We first put down our disposable savings and created a percentage-wise division for the different investments. I suggested that we go with 40% in Mutual Funds, 20% in Life Insurance policy (annual premium paid), and 40% in cryptocurrency. Still wary about crypto due to its market volatility, she was not ready to invest more than 20% of her savings in it. I convinced her to up her investment by another 10 percentage points, and that any loss that occurred on that additional 10% shall be borne by me out of my savings to have a game room in our new home (which my wife wasn’t very fond of). So, this way, she was happy that both sides favored her. I decided to stick to my original plan of investing 40% of my disposable investment fund in cryptocurrencies.

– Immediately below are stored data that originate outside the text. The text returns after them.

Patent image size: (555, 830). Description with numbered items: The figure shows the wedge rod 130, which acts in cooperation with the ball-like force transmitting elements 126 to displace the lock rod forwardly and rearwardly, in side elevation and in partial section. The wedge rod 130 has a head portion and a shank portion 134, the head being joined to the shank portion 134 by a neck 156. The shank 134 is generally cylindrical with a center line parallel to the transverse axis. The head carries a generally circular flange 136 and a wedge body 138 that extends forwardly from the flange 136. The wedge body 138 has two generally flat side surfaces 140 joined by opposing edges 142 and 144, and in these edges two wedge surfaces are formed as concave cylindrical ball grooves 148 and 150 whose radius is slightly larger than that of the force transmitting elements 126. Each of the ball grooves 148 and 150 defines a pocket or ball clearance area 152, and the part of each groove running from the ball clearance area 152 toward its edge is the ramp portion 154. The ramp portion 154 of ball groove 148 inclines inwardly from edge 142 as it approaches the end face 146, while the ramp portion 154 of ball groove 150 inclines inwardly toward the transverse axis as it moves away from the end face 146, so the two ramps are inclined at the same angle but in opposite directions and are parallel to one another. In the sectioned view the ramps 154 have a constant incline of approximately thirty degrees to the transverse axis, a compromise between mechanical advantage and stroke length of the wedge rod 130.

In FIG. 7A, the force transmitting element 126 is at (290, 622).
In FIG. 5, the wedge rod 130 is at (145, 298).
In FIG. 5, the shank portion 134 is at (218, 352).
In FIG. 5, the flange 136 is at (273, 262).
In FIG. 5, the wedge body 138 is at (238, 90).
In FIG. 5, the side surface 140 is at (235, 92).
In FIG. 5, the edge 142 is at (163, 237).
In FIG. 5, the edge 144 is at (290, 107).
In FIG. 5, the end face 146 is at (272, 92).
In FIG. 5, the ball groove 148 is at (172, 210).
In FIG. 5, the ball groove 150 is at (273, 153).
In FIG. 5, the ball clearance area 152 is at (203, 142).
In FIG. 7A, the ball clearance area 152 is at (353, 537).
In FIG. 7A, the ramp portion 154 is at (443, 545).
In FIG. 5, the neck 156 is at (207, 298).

We came to terms on the following:

Once we agreed on this, the next thing to decide on was which cryptocurrencies to invest in. This money is what my wife referred to as “high-risk capital” (HRC)

My high-risk capital — 400x

My wife’s high-risk capital — 300y

I was interested in putting down a huge chunk on Bitcoin, about 25–30%. But again, my wife wasn’t very interested in a currency that didn’t have a good organizational backing to reduce its risk factor. I had very good intuition about BTC as it is the top-performing asset of any class with a 9,000,000% increase in the course of a decade. That, in my opinion, however risky it may be, is worth taking the risk. I even told her that with this kind of return, more and more people are going to be drawn to the idea, and there are better chances of it being regulated and even being recognized as a legal tender.

She seemed to be convinced by this argument and agreed to put down 20% of her HRC in BTC. She also convinced me to bring my ratio down to 25% from 30% stating the risks it encompasses. The next currency that we both were quite positive about was Ethereum. Funded by the Ethereum Foundation, it is organization-backed crypto and is currently the second-best digital currency, with a comparatively more stable price fluctuation. And given that it runs on the Proof of Stake consensus, and also runs as a business on Smart Contracts. We didn’t have any issues with coming to an agreement on this, and so we both decided to invest 30% in ETH.

As my wife is quite environment-friendly and a big advocate of the climate change crisis, she was happy about her decision to invest a lower amount in BTC and ETH given the amount of carbon footprint it produces in every transaction through mining. So, we decided to focus more on the eco-friendly currencies for the rest of our 50%/45% of HRC left.

On this, we agreed that we will do 10% on XRP, 15% on ADA, 5% on IOTA, and 20%/15% on SOL.

At the end of about a month of research, and negotiations, we came to this allotment of our high-risk capital –

Though it seemed like a very strenuous process, trying to get my wife to agree, and trying to be thoughtful to her concerns about her hard-earned money, the whole process seemed quite interesting. My wife and I both feel that we spent a lot of time together discussing our life goals and even though we got into small bickers here and there, it definitely brought us closer and helped us get to know each other better.